PlusLiga: Warta Zawiercie z napsutą krwią w Olsztynie

fot. Klaudia Piwowarczyk

Aluron CMC Warta Zawiercie utrzymuje się na 2. miejscu w tabeli PlusLigi. Wicemistrzowie Polski pokonali na wyjeździe Indykpol AZS Olsztyn 3:1. Prowadzili w meczu już 2:0, jednak Akademicy napsuli im trochę krwi. Ci wygrali w trzeciej partii, a czwartej zespół z Zawiercia był zmuszony do gonitwy, co zakończyło się pomyślnie. MVP wybrano Luke’a Perryego.
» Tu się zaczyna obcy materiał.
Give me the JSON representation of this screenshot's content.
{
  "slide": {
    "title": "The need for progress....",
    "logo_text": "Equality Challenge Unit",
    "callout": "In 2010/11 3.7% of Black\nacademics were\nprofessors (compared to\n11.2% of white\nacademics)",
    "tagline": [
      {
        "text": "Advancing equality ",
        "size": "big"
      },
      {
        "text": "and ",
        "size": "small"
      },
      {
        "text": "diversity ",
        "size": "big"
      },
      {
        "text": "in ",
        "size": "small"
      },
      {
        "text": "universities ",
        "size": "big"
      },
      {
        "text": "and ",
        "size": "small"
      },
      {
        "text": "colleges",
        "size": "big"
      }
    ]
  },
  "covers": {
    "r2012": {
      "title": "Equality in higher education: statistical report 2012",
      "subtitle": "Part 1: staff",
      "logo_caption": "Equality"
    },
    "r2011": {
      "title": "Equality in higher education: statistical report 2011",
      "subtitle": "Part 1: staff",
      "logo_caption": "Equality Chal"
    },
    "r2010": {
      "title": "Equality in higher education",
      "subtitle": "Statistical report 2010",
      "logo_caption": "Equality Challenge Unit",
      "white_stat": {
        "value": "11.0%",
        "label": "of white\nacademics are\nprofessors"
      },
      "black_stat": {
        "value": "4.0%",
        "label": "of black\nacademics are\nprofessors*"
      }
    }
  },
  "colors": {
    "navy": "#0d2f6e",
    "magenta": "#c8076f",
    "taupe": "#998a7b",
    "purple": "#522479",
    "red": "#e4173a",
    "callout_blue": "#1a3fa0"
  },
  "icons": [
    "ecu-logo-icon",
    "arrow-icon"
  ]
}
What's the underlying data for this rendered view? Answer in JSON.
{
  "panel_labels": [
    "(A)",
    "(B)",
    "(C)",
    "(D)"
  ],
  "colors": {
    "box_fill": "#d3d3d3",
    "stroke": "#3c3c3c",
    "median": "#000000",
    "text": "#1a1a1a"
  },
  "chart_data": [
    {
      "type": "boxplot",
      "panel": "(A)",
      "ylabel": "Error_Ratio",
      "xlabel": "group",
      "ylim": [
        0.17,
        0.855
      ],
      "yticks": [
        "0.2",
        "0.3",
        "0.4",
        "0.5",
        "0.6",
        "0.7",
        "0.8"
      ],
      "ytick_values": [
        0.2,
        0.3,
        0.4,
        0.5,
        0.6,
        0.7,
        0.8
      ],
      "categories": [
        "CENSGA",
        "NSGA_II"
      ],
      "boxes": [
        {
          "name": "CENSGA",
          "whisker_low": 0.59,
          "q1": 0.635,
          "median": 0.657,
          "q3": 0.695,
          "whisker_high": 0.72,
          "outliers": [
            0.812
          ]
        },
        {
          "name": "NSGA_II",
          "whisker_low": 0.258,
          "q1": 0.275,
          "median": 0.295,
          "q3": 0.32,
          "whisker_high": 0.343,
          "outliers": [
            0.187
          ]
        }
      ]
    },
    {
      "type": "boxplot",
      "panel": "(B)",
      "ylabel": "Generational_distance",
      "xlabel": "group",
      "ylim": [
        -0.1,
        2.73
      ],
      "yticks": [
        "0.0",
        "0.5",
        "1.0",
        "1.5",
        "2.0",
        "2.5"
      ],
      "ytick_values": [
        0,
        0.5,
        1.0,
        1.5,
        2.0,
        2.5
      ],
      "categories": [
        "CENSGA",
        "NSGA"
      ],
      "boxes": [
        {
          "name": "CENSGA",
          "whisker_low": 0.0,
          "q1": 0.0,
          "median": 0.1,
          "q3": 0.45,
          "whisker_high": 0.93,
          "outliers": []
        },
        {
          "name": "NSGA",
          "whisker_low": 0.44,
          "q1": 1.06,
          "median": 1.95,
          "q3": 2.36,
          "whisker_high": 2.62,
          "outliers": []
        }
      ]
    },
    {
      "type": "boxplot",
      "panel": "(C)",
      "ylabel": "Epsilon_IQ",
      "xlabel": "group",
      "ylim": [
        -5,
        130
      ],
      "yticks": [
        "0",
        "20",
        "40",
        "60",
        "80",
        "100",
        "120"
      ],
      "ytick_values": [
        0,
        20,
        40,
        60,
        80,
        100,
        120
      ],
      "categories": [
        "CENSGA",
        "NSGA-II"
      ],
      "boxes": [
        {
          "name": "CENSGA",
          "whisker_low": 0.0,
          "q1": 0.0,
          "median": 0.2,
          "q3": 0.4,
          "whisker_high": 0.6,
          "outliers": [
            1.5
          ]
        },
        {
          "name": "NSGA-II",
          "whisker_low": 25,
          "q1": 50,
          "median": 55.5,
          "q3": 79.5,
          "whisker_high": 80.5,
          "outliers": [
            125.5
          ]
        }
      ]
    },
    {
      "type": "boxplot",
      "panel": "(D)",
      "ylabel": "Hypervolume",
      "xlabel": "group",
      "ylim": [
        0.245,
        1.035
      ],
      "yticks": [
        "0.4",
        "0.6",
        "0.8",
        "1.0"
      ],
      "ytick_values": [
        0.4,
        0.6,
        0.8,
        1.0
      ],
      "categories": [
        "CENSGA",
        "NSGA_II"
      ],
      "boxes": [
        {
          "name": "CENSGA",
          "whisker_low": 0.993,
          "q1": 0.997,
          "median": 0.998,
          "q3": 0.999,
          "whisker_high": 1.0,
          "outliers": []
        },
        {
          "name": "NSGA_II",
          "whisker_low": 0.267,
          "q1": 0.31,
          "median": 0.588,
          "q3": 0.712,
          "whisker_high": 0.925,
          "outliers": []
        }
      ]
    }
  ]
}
BYŁ KONTAKT, ALE nie wysoka skuteczność

Spotkanie z początku stało pod znakiem trzech autowych ataków gospodarzy, po których Warta wygrywała 6:2. Mimo że wicemistrzowie Polski również nie wystrzegali się błędów – popełniali je rzadziej (6:4). Podopieczni Michała Winiarskiego stawiali na ryzyko w polu zagrywki, do gry w ataku podłączył się Nicolas Szerszeń (9:7, 11:8). W połowie seta obie ekipy zaprezentowały swoje możliwości serwisem. Najpierw asa posłał Mateusz Bieniek (15:11), by po chwili dwoma z rzędu odpłacił się Manuel Armoa (15:14). Przez moment Akademicy mieli kontakt, jednak brakowało im skuteczności w ataku. Na blok nadział się Szerszeń, asa posłał Aaron Russell, a w długich akcjach punktowali zawiercianie, wracając do wysokiej zaliczki (21:15). Im bliżej końca, tym coraz większe kontrowersje z udziałem werdyktów sędziowskich, swojego rozgoryczenia nie kryli miejscowi. Po kontrze Karola Butryna i autowym serwisie Pawła Cieślika było po secie (25:19).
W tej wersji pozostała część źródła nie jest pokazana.